Australia has extended its ban on overseas travel until December 17, throwing Christmas plans into disarray for those who thought they could slip overseas.
There is a glimmer of hope that Santa could still smile on those with plans to go to Singapore or New Zealand, as the ban expires the day before Qantas announced it was planning to resume overseas flights.
But you’d need to be booked and ready to go. As we reported last week, Qantas and Jet Star were taking record calls.and there is no guarantee that the ban won’t be continued into next year.
The alternative for many is trying to book at home. But where are the vacancies? for thousands of families, it’s a cruel gamble with their break after a truly horrible year.
Prime Minister Scott Morrison today maintained that a family Christmas on on the cards. “I am bullish that if we stay the path we will get there,” he said.
But Health Minister Greg Hunt played grinch las week, announcing what could mean the end of some holiday dreams – including cruises. Many thought the big ships could return to Australian waters
The Biosecurity Act ban on overseas travel was extended, and it prohibits foreign-flagged vessels from Australian waters.
Mr Hunt’s announcement clearly caught many by surprise. Usually the Health Ministry makes the call the night before the last order expired.
But many operators were furious. They had pinned their hopes on the quickening pace of vaccines and felt October and November looked promising.
Cruise industry leaders are particularly upset that Australia is now the last nation with a history of attracting large numbers of cruisers to ban ships in its waters.
In Asia, Europe and America, almost all of the lines are back at sea.

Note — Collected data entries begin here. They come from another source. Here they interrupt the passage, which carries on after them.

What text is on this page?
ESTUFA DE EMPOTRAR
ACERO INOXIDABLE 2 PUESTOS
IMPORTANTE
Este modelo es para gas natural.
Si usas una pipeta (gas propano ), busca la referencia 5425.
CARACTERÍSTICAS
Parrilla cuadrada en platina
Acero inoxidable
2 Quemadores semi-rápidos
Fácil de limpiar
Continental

Royal Caribbean, for instance, has operated 459 sailings and carried 180,000 passengers since the middle of last year.
“Our discussions with government agencies have gone nowhere and our letters to the most senior levels of government have gone unanswered,” said Cruise Lines International Association Australasia Managing Director Australasia Joel Katz said.
“More than a million passengers have sailed successfully in countries where cruising has resumed – with strict health protocols in place – but in Australia our calls for detailed discussions with health authorities have been ignored.”

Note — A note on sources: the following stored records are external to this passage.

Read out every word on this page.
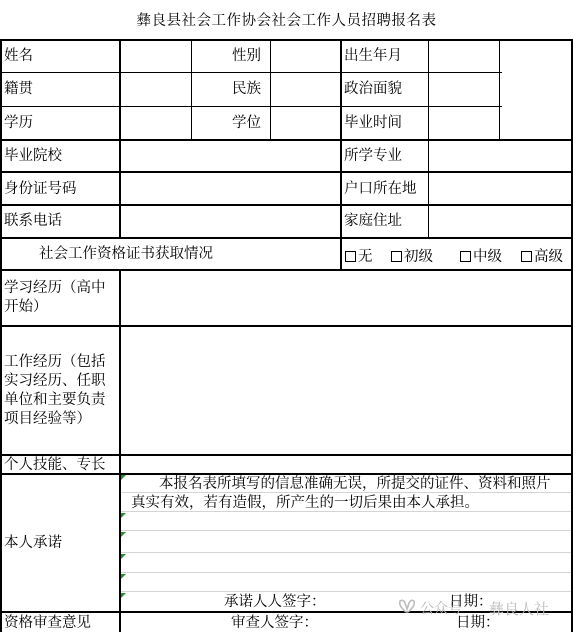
彝良县社会工作协会社会工作人员招聘报名表
姓名	性别	出生年月
籍贯	民族	政治面貌
学历	学位	毕业时间
毕业院校	所学专业
身份证号码	户口所在地
联系电话	家庭住址
社会工作资格证书获取情况	无	初级	中级	高级
学习经历（高中开始）
工作经历（包括实习经历、任职单位和主要负责项目经验等）
个人技能、专长
本人承诺
本报名表所填写的信息准确无误，所提交的证件、资料和照片
真实有效，若有造假，所产生的一切后果由本人承担。
承诺人人签字：	日期：
资格审查意见	审查人签字：	日期：
公众号 彝良人社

Mr Katz said the cruise industry had presented some of the most stringent COVID-19 measures to be found anywhere in world tourism, developed with the support of medical experts and health authorities internationally.
At least two lines have scheduled sailings for December – Royal Caribbean has Ovation of the Seas, an Ultraclass vessel carrying over 4,000 passengers, scheduled to arrive for cruising until March.
P&O Australia has a Christmas cruise departing aboard the new Pacific Encounter on December 18th, followed by sailings into 2022.
Two lines are sailing, however. Coral Expeditions continues to sail its three small Australian-flagged ships around Kimberley and from Queensland, and has been doing so without incident for many months.
And APT has its Caledonian Sky vessel in Western Australia and is shortly to move to other state itineraries.
The smartest operator in the room – unless border closures are extended again – is Alan Joyce.
The Qantas boss said last week his airline planned to resume regular flights to London, North America and parts of Asia before Christmas. that Australia would have to hit 80 per cent vaccination levels before setting up travel bubbles with other countries that have high vaccination rates.
Tourism and trade minister Dan Tehan was cautious, and said it would depend on vaccine outcomes.
Travel operators at home are desperately hoping borders will reopen by Christmas as they face a crisis of bookings and cashflow with little government help. already, tens of thousands of jobs have been lost and billions of dollars worth of booking losses have slashed travel agent numbers by over 25 per cent.